Prerequisities
In order to use Klotho, some dependencies are needed.
I do my test of Klotho using AWS EC2 Linux machine. I created new machine and installed all needed software.
curl
Curl
must be installed in your system. Amazon Linux 2 has it already installed, so I skipped it.
Git
Basic tool to work, right? However it is not a dependency here. I will use it later, so I decided to have it installed already.
sudo yum install -y git
AWS CLI
As I test Klotho with AWS, I need CLI to interact with the selected Cloud. The installation is simple:
wget https://awscli.amazonaws.com/awscli-exe-linux-x86_64.zip
unzip awscli-exe-linux-x86_64.zip
rm awscli-exe-linux-x86_64.zip
sudo ./aws/install
rm -rf aws
After successful installation, CLI needs to be configured with user's credentials. To start configuration of CLI, use
aws configure
And fill data.
Docker
Docker is also one of the required services. Different distibution have different installation processes, here I show the Amazon Linux commands.
sudo yum install docker
sudo usermod -aG docker ec2-user
First, Docker was installed and after installation I added my user (ec2-user
) to the group docker
to allow him use Docker CLI.
Pulumi
Pulumi is well-known Infrastructure as Code tool. Although Pulumi is giving 'almost automated' way of installation, I do not use it. Security reasons :). So, I install it in old-fashioned way.
wget https://get.pulumi.com/releases/sdk/pulumi-v3.29.1-linux-x64.tar.gz
tar xzvf pulumi-v3.29.1-linux-x64.tar.gz
sudo mv pulumi/pulumi* /usr/local/bin/
rm -rf pulumi*
pulumi version
I downloaded the tarball, unpacked it and moved all files from pulumi
folder to /usr/local/bin
(which is defined in my $PATH
). I removed not needed files and on the end I checked if installation was successful.
NodeJS and packages
Another needed tool is NodeJS. I used the instruction fron their GitHub. Of course, when other programming languages are used, other packages must be installed.
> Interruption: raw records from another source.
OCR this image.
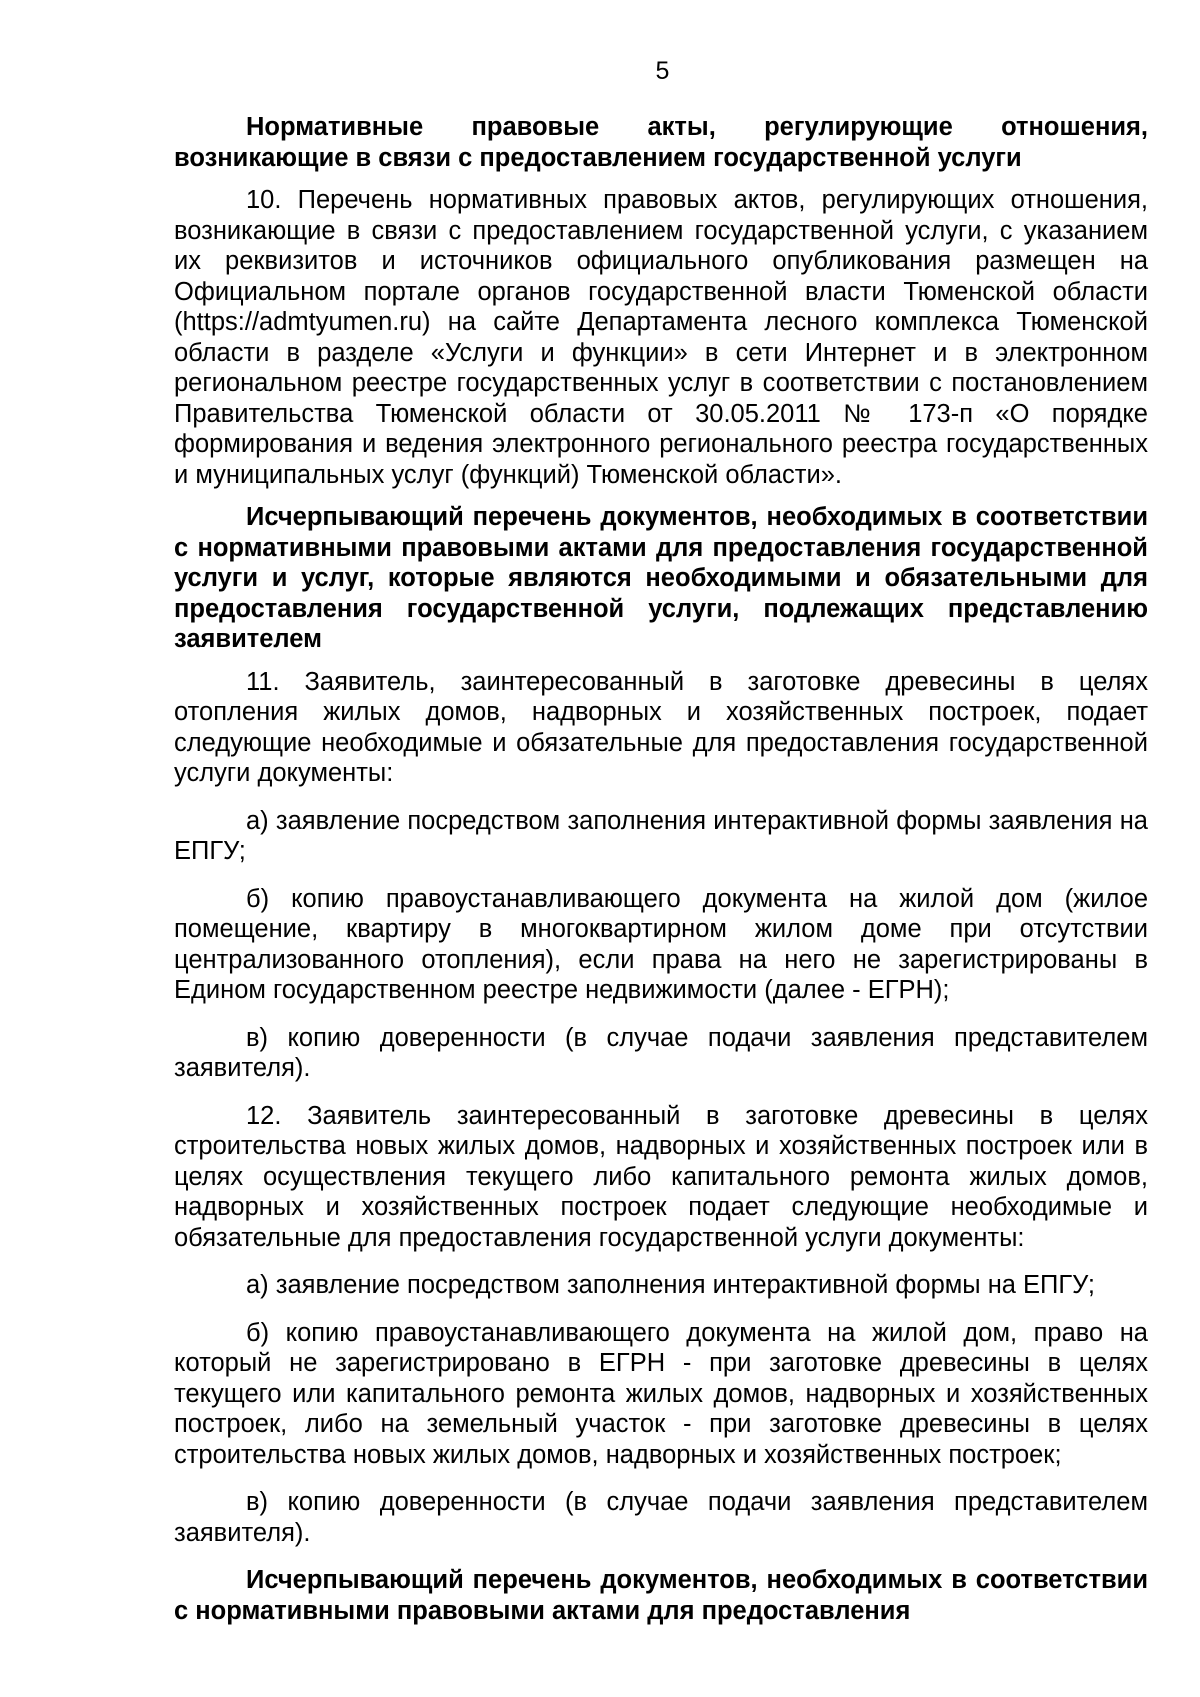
5

Нормативные правовые акты, регулирующие отношения, возникающие в связи с предоставлением государственной услуги

10. Перечень нормативных правовых актов, регулирующих отношения, возникающие в связи с предоставлением государственной услуги, с указанием их реквизитов и источников официального опубликования размещен на Официальном портале органов государственной власти Тюменской области (https://admtyumen.ru) на сайте Департамента лесного комплекса Тюменской области в разделе «Услуги и функции» в сети Интернет и в электронном региональном реестре государственных услуг в соответствии с постановлением Правительства Тюменской области от 30.05.2011 № 173-п «О порядке формирования и ведения электронного регионального реестра государственных и муниципальных услуг (функций) Тюменской области».

Исчерпывающий перечень документов, необходимых в соответствии с нормативными правовыми актами для предоставления государственной услуги и услуг, которые являются необходимыми и обязательными для предоставления государственной услуги, подлежащих представлению заявителем

11. Заявитель, заинтересованный в заготовке древесины в целях отопления жилых домов, надворных и хозяйственных построек, подает следующие необходимые и обязательные для предоставления государственной услуги документы:

а) заявление посредством заполнения интерактивной формы заявления на ЕПГУ;

б) копию правоустанавливающего документа на жилой дом (жилое помещение, квартиру в многоквартирном жилом доме при отсутствии централизованного отопления), если права на него не зарегистрированы в Едином государственном реестре недвижимости (далее - ЕГРН);

в) копию доверенности (в случае подачи заявления представителем заявителя).

12. Заявитель заинтересованный в заготовке древесины в целях строительства новых жилых домов, надворных и хозяйственных построек или в целях осуществления текущего либо капитального ремонта жилых домов, надворных и хозяйственных построек подает следующие необходимые и обязательные для предоставления государственной услуги документы:

а) заявление посредством заполнения интерактивной формы на ЕПГУ;

б) копию правоустанавливающего документа на жилой дом, право на который не зарегистрировано в ЕГРН - при заготовке древесины в целях текущего или капитального ремонта жилых домов, надворных и хозяйственных построек, либо на земельный участок - при заготовке древесины в целях строительства новых жилых домов, надворных и хозяйственных построек;

в) копию доверенности (в случае подачи заявления представителем заявителя).

Исчерпывающий перечень документов, необходимых в соответствии с нормативными правовыми актами для предоставления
https://nodejs.org/dist/v16.14.2/node-v16.14.2-linux-x64.tar.xz
sudo mkdir -p /usr/local/lib/nodejs
sudo tar -xJvf node-v16.14.2-linux-x64.tar.xz -C /usr/local/lib/nodejs
export PATH=/usr/local/lib/nodejs/node-v16.14.2-linux-x64/bin:$PATH
node -v
npm version
Well, not very convenient way, but I don't care here. I use it for tests. Additionally, I added PATH=$PATH:/usr/local/lib/nodejs/node-v16.14.2-linux-x64/bin
to my .bash_profile
To finalize this step, I installed two needed packages
npm install -g typescript ts-node
Terraform?
Not needed at this moment. Klotho uses Pulumi now, so TF is obsolete today.
Download the tool
Finally, it is the time to install Klotho. I used the instruction from Klotho website.
curl -L "https://api.cloudcompiler.run/v1/cli/$(uname | tr '[:upper:]' '[:lower:]')/cloudcc" -o cloudcc
chmod +x cloudcc
sudo mv cloudcc /usr/local/bin/
Final step
The final step of the installation will be initialize the Pulumi project for local use.
pulumi login --local
And we are ready to go!
First run
When Klotho is run for the first time, it asks for the email. Looks like... I cannot go without it.
Right. I am not very big fan of this approach. I understand reasoning, but I preffer to have this as an option. But ok, Khloto is in early access
state, so this might be very useful for developers.
After complete this step, finally I am able to execute the first command
cloudcc -h
And I see help information.
Help is constructed in intuitive way, I can see the resemblance to AWS CLI and other tools. If I want to see help for specific command, I can do it. For example:
cloudcc compile -h
Will show me information about compile
commands.
What are main options for Klotho?
Compile
. This is the first step of creating infrastructure. Code is instrumented, Requirements defined, Klotho is generating templates to deploy on target environment.
Up
. This command will spin up or update the environment after compilation.
Destroy
. Well, obviously, with this command the environment will be removed.